Over the summer I found myself looking for a dessert that would be great to enjoy on a nice day out with friends, but I struggled to think of anything that wouldn’t melt on me. That’s when I thought of one of the most iconic flavor duos: blueberries and lemons. I went straight into making my cookies and they were beautiful and tart, but they lacked a sweetness that I think every dessert should have. This led me to pairing them with a delicious almond buttercream since I didn’t want to stick to a boring vanilla, and thought a nutty flavor would give me exactly what the cookies were missing — a sweet and balanced flavor. Let me tell you, these are some of the best cookies I’ve ever made and a fan favorite amongst my friends and family!
Tools:
- Electric mixer
- 3 large bowls
- Silicone spatula
- Baking sheets (enough to place about 12–15 large cookie dough balls; I used 2 half-sized baking sheets)
- Parchment paper
- Oven
- Dinner spoon
Cookie Dough:
- 1 cup unsalted butter (2 sticks), room temperature
- 1 ½ cups granulated sugar
- 2 eggs, room temperature
- 1 teaspoon vanilla extract
- 1 teaspoon almond extract
- 3 cups all-purpose flour
- ½ teaspoon salt
- 1 ½ teaspoons baking soda
- 1 ½ cups blueberries
- Juice & lemon zest from one large lemon or 2 small
Frosting:
- 1 ½ cups unsalted butter (3 sticks), room temperature
- 1 cup vegetable shortening
- 7 cups powdered sugar
- 3 tablespoons almond extract, or to taste
- 1 tablespoon vanilla extract
Decoration:
- 1 cup blueberries
- 1 lemon, cut into small wedges
Instructions:
First, we’ll preheat our oven to 350°F.
Then we move on to combining our wet ingredients. In one of your large bowls, add your two sticks of unsalted butter. Using your electric mixer, beat until smooth. Add in your sugar, eggs, vanilla, and almond extract.
When everything is well combined, take your other large bowl and combine your flour, salt, and baking soda. Now, gradually and slowly combine ⅓ of your dry mixture with your wet and stir slowly to prevent a dust cloud. Repeat this step two more times until dry ingredients are fully mixed.

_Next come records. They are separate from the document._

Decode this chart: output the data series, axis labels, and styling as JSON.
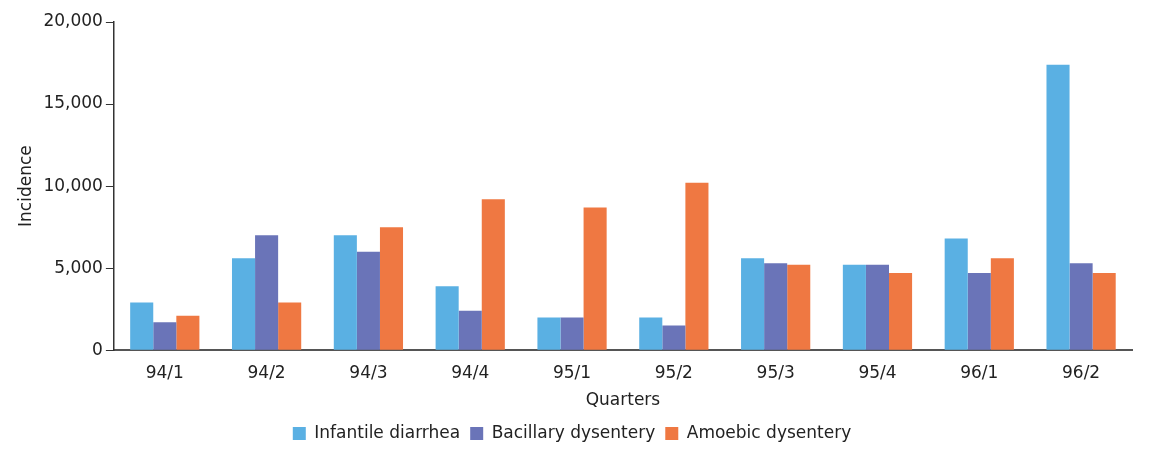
{
  "chart_data": {
    "type": "bar",
    "xlabel": "Quarters",
    "ylabel": "Incidence",
    "categories": [
      "94/1",
      "94/2",
      "94/3",
      "94/4",
      "95/1",
      "95/2",
      "95/3",
      "95/4",
      "96/1",
      "96/2"
    ],
    "series": [
      {
        "name": "Infantile diarrhea",
        "color": "#5ab0e3",
        "values": [
          2900,
          5600,
          7000,
          3900,
          2000,
          2000,
          5600,
          5200,
          6800,
          17400
        ]
      },
      {
        "name": "Bacillary dysentery",
        "color": "#6a74b8",
        "values": [
          1700,
          7000,
          6000,
          2400,
          2000,
          1500,
          5300,
          5200,
          4700,
          5300
        ]
      },
      {
        "name": "Amoebic dysentery",
        "color": "#ef7842",
        "values": [
          2100,
          2900,
          7500,
          9200,
          8700,
          10200,
          5200,
          4700,
          5600,
          4700
        ]
      }
    ],
    "ylim": [
      0,
      20000
    ],
    "yticks": [
      {
        "value": 0,
        "label": "0"
      },
      {
        "value": 5000,
        "label": "5,000"
      },
      {
        "value": 10000,
        "label": "10,000"
      },
      {
        "value": 15000,
        "label": "15,000"
      },
      {
        "value": 20000,
        "label": "20,000"
      }
    ],
    "grid": false,
    "legend": "bottom"
  }
}
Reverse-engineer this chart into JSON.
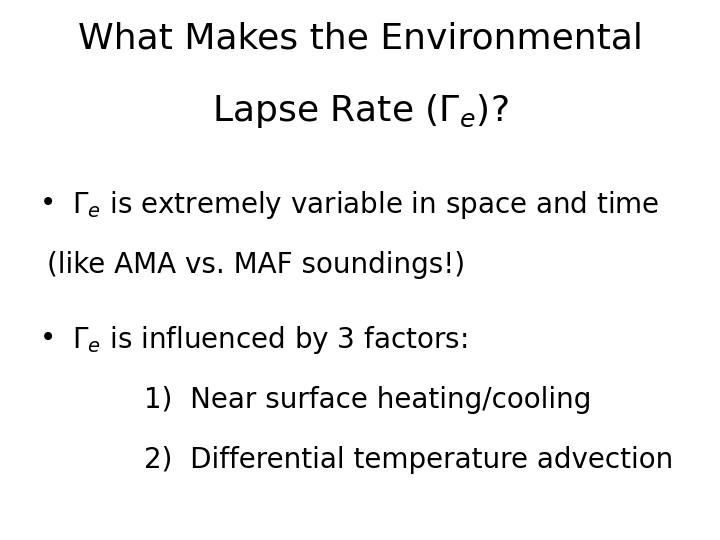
{
  "background_color": "#ffffff",
  "title_line1": "What Makes the Environmental",
  "title_line2": "Lapse Rate (Γₑ)?",
  "title_fontsize": 26,
  "bullet1_main_prefix": "•  Γ",
  "bullet1_main_suffix": " is extremely variable in space and time",
  "bullet1_sub": "(like AMA vs. MAF soundings!)",
  "bullet2_main_prefix": "•  Γ",
  "bullet2_main_suffix": " is influenced by 3 factors:",
  "item1": "1)  Near surface heating/cooling",
  "item2": "2)  Differential temperature advection",
  "text_color": "#000000",
  "title_fontsize_val": 26,
  "body_fontsize": 20,
  "sub_indent": 0.28
}
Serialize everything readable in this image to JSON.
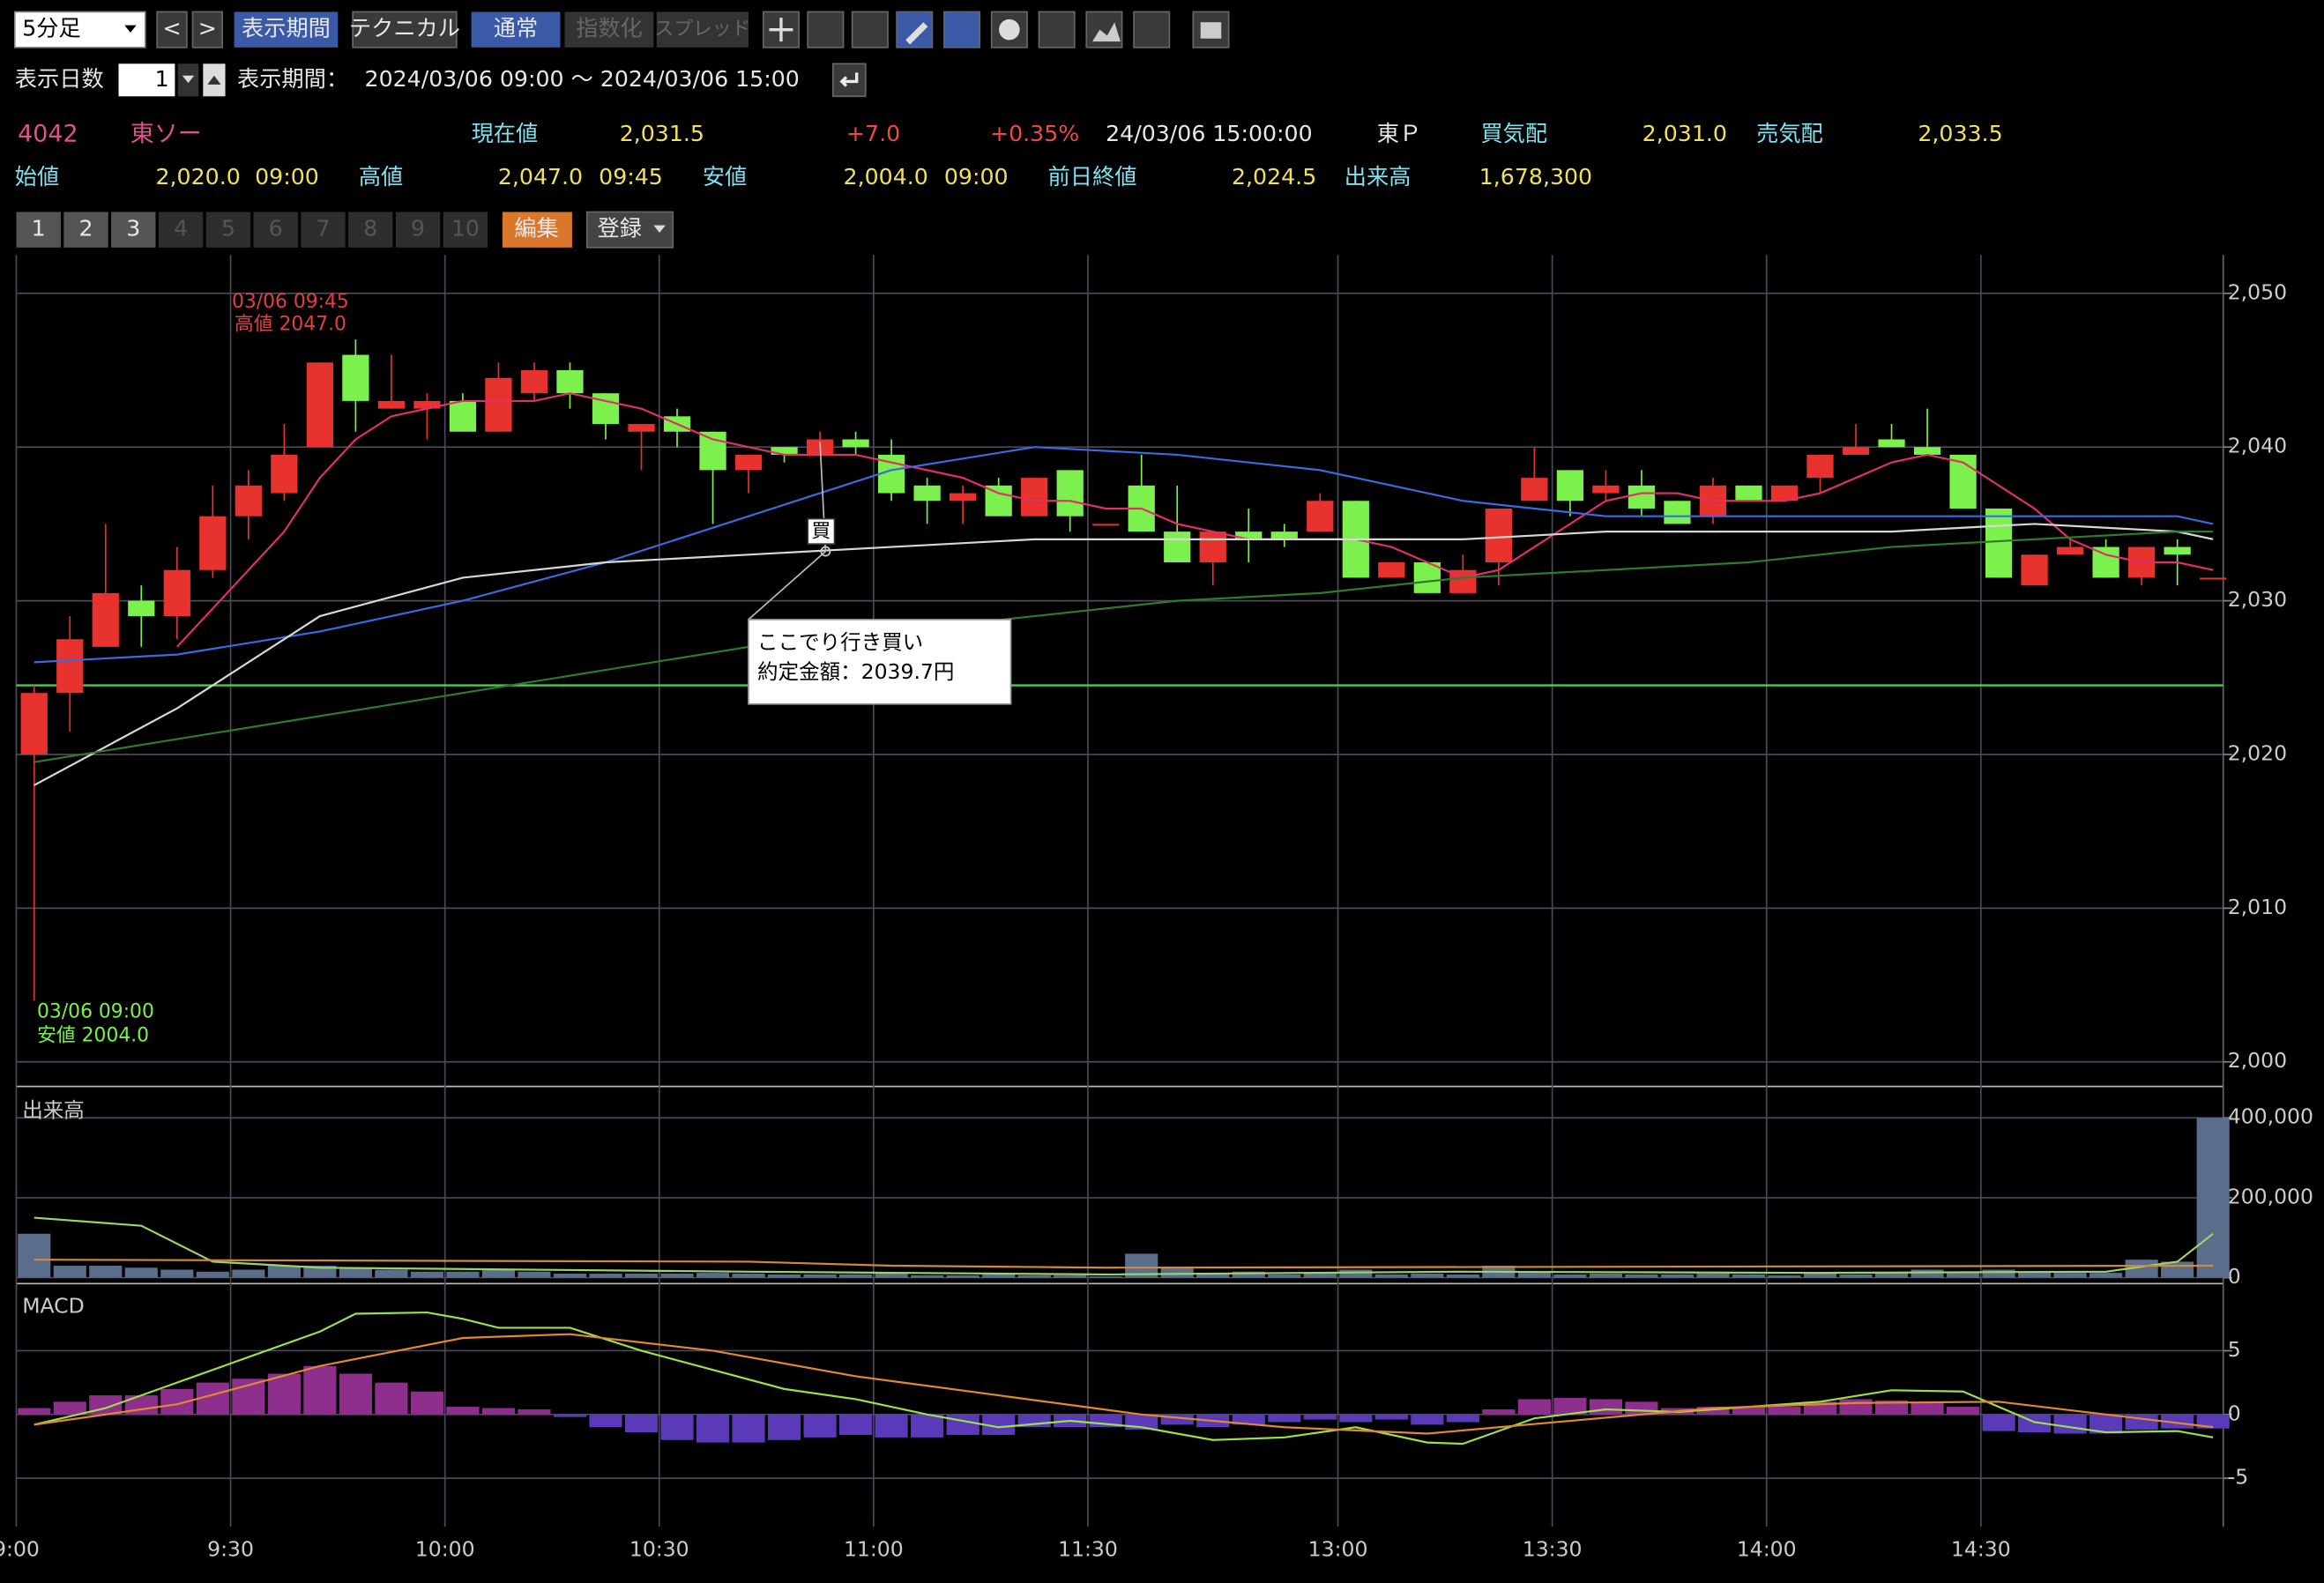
{
  "toolbar": {
    "period_select": "5分足",
    "prev": "<",
    "next": ">",
    "buttons": [
      "表示期間",
      "テクニカル",
      "通常",
      "指数化",
      "スプレッド"
    ]
  },
  "display": {
    "days_label": "表示日数",
    "days": "1",
    "period_label": "表示期間：",
    "period": "2024/03/06 09:00 〜 2024/03/06 15:00"
  },
  "quote": {
    "code": "4042",
    "name": "東ソー",
    "current_label": "現在値",
    "current": "2,031.5",
    "change": "+7.0",
    "change_pct": "+0.35%",
    "time": "24/03/06 15:00:00",
    "market": "東Ｐ",
    "bid_label": "買気配",
    "bid": "2,031.0",
    "ask_label": "売気配",
    "ask": "2,033.5",
    "open_label": "始値",
    "open": "2,020.0",
    "open_time": "09:00",
    "high_label": "高値",
    "high": "2,047.0",
    "high_time": "09:45",
    "low_label": "安値",
    "low": "2,004.0",
    "low_time": "09:00",
    "prev_close_label": "前日終値",
    "prev_close": "2,024.5",
    "volume_label": "出来高",
    "volume": "1,678,300"
  },
  "tabs": [
    "1",
    "2",
    "3",
    "4",
    "5",
    "6",
    "7",
    "8",
    "9",
    "10"
  ],
  "edit": "編集",
  "register": "登録",
  "chart_data": [
    {
      "type": "candlestick",
      "categories": [
        "9:00",
        null,
        null,
        null,
        null,
        null,
        "9:30",
        null,
        null,
        null,
        null,
        null,
        "10:00",
        null,
        null,
        null,
        null,
        null,
        "10:30",
        null,
        null,
        null,
        null,
        null,
        "11:00",
        null,
        null,
        null,
        null,
        null,
        "11:30",
        null,
        null,
        null,
        null,
        null,
        null,
        "13:00",
        null,
        null,
        null,
        null,
        null,
        "13:30",
        null,
        null,
        null,
        null,
        null,
        "14:00",
        null,
        null,
        null,
        null,
        null,
        "14:30",
        null,
        null,
        null,
        null,
        null,
        null
      ],
      "open": [
        2020,
        2024,
        2027,
        2030,
        2029,
        2032,
        2035.5,
        2037,
        2040,
        2046,
        2042.5,
        2042.5,
        2043,
        2041,
        2043.5,
        2045,
        2043.5,
        2041,
        2042,
        2041,
        2038.5,
        2040,
        2039.5,
        2040.5,
        2039.5,
        2037.5,
        2036.5,
        2037.5,
        2035.5,
        2038.5,
        2035,
        2037.5,
        2034.5,
        2032.5,
        2034.5,
        2034.5,
        2034.5,
        2036.5,
        2031.5,
        2032.5,
        2030.5,
        2032.5,
        2036.5,
        2038.5,
        2037,
        2037.5,
        2036.5,
        2035.5,
        2037.5,
        2036.5,
        2038,
        2039.5,
        2040.5,
        2040,
        2039.5,
        2036,
        2031,
        2033,
        2033.5,
        2031.5,
        2033.5,
        2031.5
      ],
      "high": [
        2024.5,
        2029,
        2035,
        2031,
        2033.5,
        2037.5,
        2038.5,
        2041.5,
        2045.5,
        2047,
        2046,
        2043.5,
        2043.5,
        2045.5,
        2045.5,
        2045.5,
        2043.5,
        2041.5,
        2042.5,
        2041,
        2039.5,
        2040,
        2041,
        2041,
        2040.5,
        2038,
        2037.5,
        2038,
        2038,
        2038.5,
        2035,
        2039.5,
        2037.5,
        2034.5,
        2036,
        2035,
        2037,
        2036.5,
        2032.5,
        2032.5,
        2033,
        2036,
        2040,
        2038.5,
        2038.5,
        2038.5,
        2036.5,
        2038,
        2037.5,
        2037.5,
        2039.5,
        2041.5,
        2041.5,
        2042.5,
        2039.5,
        2036,
        2033,
        2034,
        2034,
        2033.5,
        2034,
        2031.5
      ],
      "low": [
        2004,
        2021.5,
        2027,
        2027,
        2027.5,
        2031.5,
        2034,
        2036.5,
        2040,
        2041,
        2042.5,
        2040.5,
        2041,
        2041,
        2043,
        2042.5,
        2040.5,
        2038.5,
        2040,
        2035,
        2037,
        2039,
        2039.5,
        2039.5,
        2036.5,
        2035,
        2035,
        2035.5,
        2035.5,
        2034.5,
        2035,
        2034.5,
        2032.5,
        2031,
        2032.5,
        2033.5,
        2034.5,
        2031.5,
        2031.5,
        2030.5,
        2030.5,
        2031,
        2036.5,
        2035.5,
        2036.5,
        2035.5,
        2035,
        2035,
        2036.5,
        2036.5,
        2037,
        2039.5,
        2040,
        2039.5,
        2036,
        2031.5,
        2031,
        2033,
        2031.5,
        2031,
        2031,
        2031.5
      ],
      "close": [
        2024,
        2027.5,
        2030.5,
        2029,
        2032,
        2035.5,
        2037.5,
        2039.5,
        2045.5,
        2043,
        2043,
        2043,
        2041,
        2044.5,
        2045,
        2043.5,
        2041.5,
        2041.5,
        2041,
        2038.5,
        2039.5,
        2039.5,
        2040.5,
        2040,
        2037,
        2036.5,
        2037,
        2035.5,
        2038,
        2035.5,
        2035,
        2034.5,
        2032.5,
        2034.5,
        2034,
        2034,
        2036.5,
        2031.5,
        2032.5,
        2030.5,
        2032,
        2036,
        2038,
        2036.5,
        2037.5,
        2036,
        2035,
        2037.5,
        2036.5,
        2037.5,
        2039.5,
        2040,
        2040,
        2039.5,
        2036,
        2031.5,
        2033,
        2033.5,
        2031.5,
        2033.5,
        2033,
        2031.5
      ],
      "up_color": "#e8322e",
      "down_color": "#7cf04c",
      "lines": [
        {
          "color": "#e0306a",
          "values": [
            null,
            null,
            null,
            null,
            2027,
            2029.5,
            2032,
            2034.5,
            2038,
            2040.5,
            2042,
            2042.5,
            2043,
            2043,
            2043,
            2043.5,
            2043,
            2042.5,
            2041.5,
            2040.5,
            2040,
            2039.5,
            2039.5,
            2039.5,
            2039,
            2038.5,
            2038,
            2037,
            2036.5,
            2036.5,
            2036,
            2036,
            2035,
            2034.5,
            2034,
            2034,
            2034,
            2034,
            2033.5,
            2032.5,
            2031.5,
            2032,
            2033.5,
            2035,
            2036.5,
            2037,
            2037,
            2036.5,
            2036.5,
            2036.5,
            2037,
            2038,
            2039,
            2039.5,
            2039,
            2037.5,
            2036,
            2034,
            2033,
            2032.5,
            2032.5,
            2032
          ]
        },
        {
          "color": "#3a6ae0",
          "x": [
            0,
            4,
            8,
            12,
            16,
            20,
            24,
            28,
            32,
            36,
            40,
            44,
            48,
            52,
            56,
            60,
            61
          ],
          "values": [
            2026,
            2026.5,
            2028,
            2030,
            2032.5,
            2035.5,
            2038.5,
            2040,
            2039.5,
            2038.5,
            2036.5,
            2035.5,
            2035.5,
            2035.5,
            2035.5,
            2035.5,
            2035
          ]
        },
        {
          "color": "#d8d8d8",
          "x": [
            0,
            4,
            8,
            12,
            16,
            20,
            24,
            28,
            32,
            36,
            40,
            44,
            48,
            52,
            56,
            60,
            61
          ],
          "values": [
            2018,
            2023,
            2029,
            2031.5,
            2032.5,
            2033,
            2033.5,
            2034,
            2034,
            2034,
            2034,
            2034.5,
            2034.5,
            2034.5,
            2035,
            2034.5,
            2034
          ]
        },
        {
          "color": "#2f7a2f",
          "x": [
            0,
            4,
            8,
            12,
            16,
            20,
            24,
            28,
            32,
            36,
            40,
            44,
            48,
            52,
            56,
            60,
            61
          ],
          "values": [
            2019.5,
            2021,
            2022.5,
            2024,
            2025.5,
            2027,
            2028,
            2029,
            2030,
            2030.5,
            2031.5,
            2032,
            2032.5,
            2033.5,
            2034,
            2034.5,
            2034.5
          ]
        }
      ],
      "reference_line": 2024.5,
      "reference_color": "#55c855",
      "ylim": [
        1998.4,
        2052.5
      ],
      "yticks": [
        {
          "value": 2000,
          "label": "2,000"
        },
        {
          "value": 2010,
          "label": "2,010"
        },
        {
          "value": 2020,
          "label": "2,020"
        },
        {
          "value": 2030,
          "label": "2,030"
        },
        {
          "value": 2040,
          "label": "2,040"
        },
        {
          "value": 2050,
          "label": "2,050"
        }
      ],
      "grid": true,
      "high_annotation": [
        "03/06 09:45",
        "高値 2047.0"
      ],
      "low_annotation": [
        "03/06 09:00",
        "安値 2004.0"
      ],
      "trade": {
        "marker": "買",
        "lines": [
          "ここでり行き買い",
          "約定金額：2039.7円"
        ]
      }
    },
    {
      "type": "bar",
      "title": "出来高",
      "color": "#5a6e8c",
      "values": [
        110000,
        30000,
        30000,
        25000,
        20000,
        15000,
        20000,
        30000,
        30000,
        25000,
        20000,
        15000,
        15000,
        20000,
        15000,
        10000,
        10000,
        10000,
        10000,
        12000,
        10000,
        8000,
        8000,
        8000,
        10000,
        6000,
        6000,
        8000,
        6000,
        6000,
        3000,
        60000,
        25000,
        12000,
        15000,
        8000,
        12000,
        20000,
        8000,
        10000,
        8000,
        30000,
        12000,
        8000,
        10000,
        8000,
        8000,
        10000,
        8000,
        6000,
        10000,
        8000,
        12000,
        20000,
        15000,
        20000,
        15000,
        12000,
        12000,
        45000,
        40000,
        400000
      ],
      "lines": [
        {
          "color": "#9bd36a",
          "x": [
            0,
            3,
            5,
            8,
            20,
            30,
            40,
            50,
            58,
            60,
            61
          ],
          "values": [
            150000,
            130000,
            40000,
            25000,
            15000,
            8000,
            15000,
            12000,
            15000,
            40000,
            110000
          ]
        },
        {
          "color": "#d08a3a",
          "x": [
            0,
            20,
            24,
            30,
            61
          ],
          "values": [
            45000,
            40000,
            30000,
            25000,
            30000
          ]
        }
      ],
      "ylim": [
        0,
        460000
      ],
      "yticks": [
        0,
        {
          "value": 200000,
          "label": "200,000"
        },
        {
          "value": 400000,
          "label": "400,000"
        }
      ],
      "grid": true
    },
    {
      "type": "bar",
      "title": "MACD",
      "up_color": "#8e2f8e",
      "down_color": "#5a3ab8",
      "values": [
        0.5,
        1,
        1.5,
        1.5,
        2,
        2.5,
        2.8,
        3.2,
        3.8,
        3.2,
        2.5,
        1.8,
        0.6,
        0.5,
        0.4,
        -0.2,
        -1,
        -1.4,
        -2,
        -2.2,
        -2.2,
        -2,
        -1.8,
        -1.6,
        -1.8,
        -1.8,
        -1.6,
        -1.6,
        -1,
        -1,
        -1,
        -1.2,
        -0.8,
        -1,
        -0.8,
        -0.6,
        -0.4,
        -0.6,
        -0.4,
        -0.8,
        -0.6,
        0.4,
        1.2,
        1.3,
        1.2,
        1,
        0.5,
        0.6,
        0.6,
        0.6,
        1,
        1.2,
        1.1,
        1,
        0.6,
        -1.3,
        -1.4,
        -1.5,
        -1.5,
        -1.2,
        -1.1,
        -1.1
      ],
      "lines": [
        {
          "color": "#9be04a",
          "x": [
            0,
            2,
            4,
            6,
            8,
            9,
            11,
            12,
            13,
            15,
            17,
            19,
            21,
            23,
            25,
            27,
            29,
            31,
            33,
            35,
            37,
            39,
            40,
            42,
            44,
            46,
            48,
            50,
            52,
            54,
            56,
            58,
            60,
            61
          ],
          "values": [
            -0.8,
            0.5,
            2.5,
            4.5,
            6.5,
            7.9,
            8,
            7.5,
            6.8,
            6.8,
            5,
            3.5,
            2,
            1.2,
            0,
            -1,
            -0.5,
            -1,
            -2,
            -1.8,
            -1,
            -2.2,
            -2.3,
            -0.3,
            0.4,
            0.2,
            0.6,
            1,
            1.9,
            1.8,
            -0.6,
            -1.4,
            -1.3,
            -1.8
          ]
        },
        {
          "color": "#e08a30",
          "x": [
            0,
            4,
            8,
            12,
            15,
            19,
            23,
            27,
            31,
            35,
            39,
            43,
            47,
            51,
            55,
            58,
            61
          ],
          "values": [
            -0.8,
            0.8,
            3.8,
            6,
            6.3,
            5,
            3,
            1.5,
            0,
            -1,
            -1.5,
            -0.5,
            0.5,
            0.9,
            1,
            0,
            -1
          ]
        }
      ],
      "ylim": [
        -8.8,
        9.8
      ],
      "yticks": [
        -5,
        0,
        5
      ],
      "grid": true
    }
  ]
}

Lastly, add the zest of your lemon as well as your lemon juice, and using a silicone spoon, gently combine your blueberries. Place parchment paper over your baking sheets and roll the dough into balls. Bake for 15–17 minutes. Once baked, let them sit out to fully cool.
While we wait on our cookies to cool, we can make our frosting. In another large bowl, add your three sticks of butter and mix vigorously using an electric mixer. You want your butter to be fluffy, so be patient. Next, add your vegetable shortening — so your frosting can keep its shape and texture longer, especially on hot days. Then, slowly incorporate powdered sugar by the cup and keep mixing until the butter mixture has doubled in size. Finally, add your vanilla and almond extract.
Once your cookies have fully cooled, it’s time to decorate. I took a very minimalistic approach to these cookies. Using a dinner spoon, I scoop some frosting, plop it right on top of my cookie, and smooth it out, leaving a small indent in the center. I top with three blueberries and a small lemon wedge.
If you try this dessert, I hope you enjoy it just as much as I did!